National nonresidential construction spending fell 0.6% in November 2020, according to an Associated Builders and Contractors analysis of data published by the U.S. Census Bureau. On a seasonally adjusted annualized basis, spending totaled $792.5 billion for the month.
Ten of the sixteen nonresidential subcategories saw decreased spending on a monthly basis. Private nonresidential spending fell 0.8%, while public nonresidential spending fell 0.2% in November.
“Typically, spending patterns in nonresidential construction lag behind those of the overall economy by 12 to 18 months,” said ABC Chief Economist Anirban Basu. “But the pandemic-induced downturn of 2020 was so abrupt and created such massive issues for developers, state and local governments, and others who purchase construction services that the impact on nonresidential construction was virtually immediate. As a result, private nonresidential construction spending is down 9.5% since November 2019.

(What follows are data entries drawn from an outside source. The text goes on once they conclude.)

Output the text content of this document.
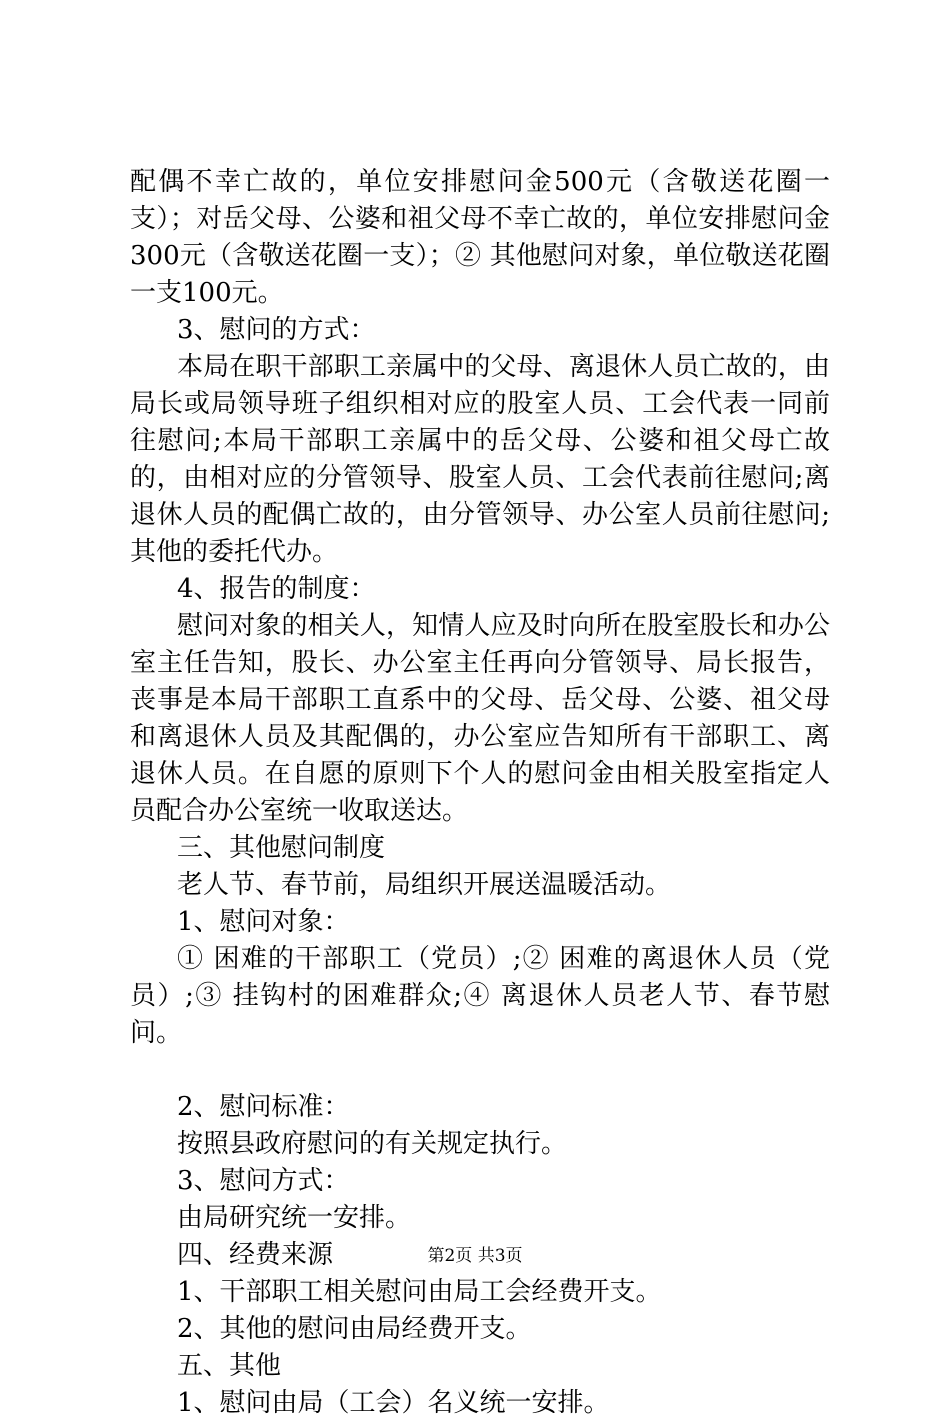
配偶不幸亡故的，单位安排慰问金500元（含敬送花圈一支）；对岳父母、公婆和祖父母不幸亡故的，单位安排慰问金300元（含敬送花圈一支）；② 其他慰问对象，单位敬送花圈一支100元。

3、慰问的方式：

本局在职干部职工亲属中的父母、离退休人员亡故的，由局长或局领导班子组织相对应的股室人员、工会代表一同前往慰问;本局干部职工亲属中的岳父母、公婆和祖父母亡故的，由相对应的分管领导、股室人员、工会代表前往慰问;离退休人员的配偶亡故的，由分管领导、办公室人员前往慰问;其他的委托代办。

4、报告的制度：

慰问对象的相关人，知情人应及时向所在股室股长和办公室主任告知，股长、办公室主任再向分管领导、局长报告，丧事是本局干部职工直系中的父母、岳父母、公婆、祖父母和离退休人员及其配偶的，办公室应告知所有干部职工、离退休人员。在自愿的原则下个人的慰问金由相关股室指定人员配合办公室统一收取送达。

三、其他慰问制度

老人节、春节前，局组织开展送温暖活动。

1、慰问对象：

① 困难的干部职工（党员）;② 困难的离退休人员（党员）;③ 挂钩村的困难群众;④ 离退休人员老人节、春节慰问。

2、慰问标准：

按照县政府慰问的有关规定执行。

3、慰问方式：

由局研究统一安排。

四、经费来源

1、干部职工相关慰问由局工会经费开支。

2、其他的慰问由局经费开支。

五、其他

1、慰问由局（工会）名义统一安排。

第2页 共3页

“The single hardest hit segment of the industry is lodging, a category in which construction spending declined more than 8% in a single month and 27% since the same time last year,” said Basu. “While leisure travel is likely to rebound as more Americans are vaccinated, business travel may take years to recover. This bodes poorly for the construction of hotels with elaborate meeting spaces located in central business districts or close to airports.
“The near-term nonresidential construction spending outlook is generally not positive,” said Basu. “While there will be certain construction segments that remain active, including data centers, fulfillment centers and certain healthcare facilities, commercial construction is positioned to be weak for the next several quarters. This is reflected in ABC’s Construction Backlog Indicator, which in November reached its lowest level since the beginning of 2011.
“Many public segments have also experienced declines in spending in recent months,” said Basu. “The good news is that public construction may receive a substantial boost from post-inauguration stimulus. Infrastructure investment often produces additional opportunities for profitable private development. Suburban commercial developers may also take heart in America’s ongoing residential construction boom, with residential construction spending up more than 16% on a year-over-year basis, as interest in homeownership surges.”